Capítulo XIV EL DENTISTA MISTERIOSO

ERA la hora de cenar para la gente que tales dispendios podía permitirse y las calles estaban una vez más medio vacías. Había empezado a llover nuevamente y las gotas tamborileaban en la capota del coche de Mercedes, un 600 abollado a punto de ascender de antigualla a reliquia, donde esperábamos sentados a que los habitantes de casa Peraplana, a cuya puerta nos habíamos apostado, dieran señales de vida. Hacía una hora que la afligida familia se había reintegrado al hogar y habría sido lo normal que sus miembros destinaran la noche a la congoja, pero yo preveía que algo iba a suceder y mis presentimientos se vieron pronto confirmados.

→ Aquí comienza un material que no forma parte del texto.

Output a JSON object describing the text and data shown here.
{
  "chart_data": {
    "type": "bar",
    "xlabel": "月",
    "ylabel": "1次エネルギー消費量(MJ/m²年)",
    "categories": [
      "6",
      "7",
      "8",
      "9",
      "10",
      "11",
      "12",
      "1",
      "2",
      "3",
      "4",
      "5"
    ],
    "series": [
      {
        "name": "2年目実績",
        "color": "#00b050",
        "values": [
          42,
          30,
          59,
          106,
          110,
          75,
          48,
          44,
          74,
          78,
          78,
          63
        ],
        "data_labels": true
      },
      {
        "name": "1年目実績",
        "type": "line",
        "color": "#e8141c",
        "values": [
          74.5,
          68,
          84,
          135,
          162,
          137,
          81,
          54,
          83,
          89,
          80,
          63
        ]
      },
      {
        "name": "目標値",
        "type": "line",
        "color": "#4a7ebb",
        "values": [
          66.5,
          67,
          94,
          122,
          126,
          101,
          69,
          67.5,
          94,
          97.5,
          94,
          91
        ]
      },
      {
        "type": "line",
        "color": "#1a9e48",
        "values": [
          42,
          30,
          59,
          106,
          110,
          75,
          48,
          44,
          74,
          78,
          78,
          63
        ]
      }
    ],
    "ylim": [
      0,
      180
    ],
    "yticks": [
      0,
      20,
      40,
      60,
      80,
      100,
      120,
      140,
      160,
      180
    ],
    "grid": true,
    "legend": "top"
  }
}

Primero salió el mayordomo protegido por un paraguas charolado y abrió de par en par la cancela; luego se hizo a un lado el mayordomo y unos faros potentes perforaron el negror de la noche; por último, un SEAT, no el ametrallado, sino el otro, hizo su aparición. Una persona sola iba al volante. A una seña mía, Mercedes puso en marcha su cafetera.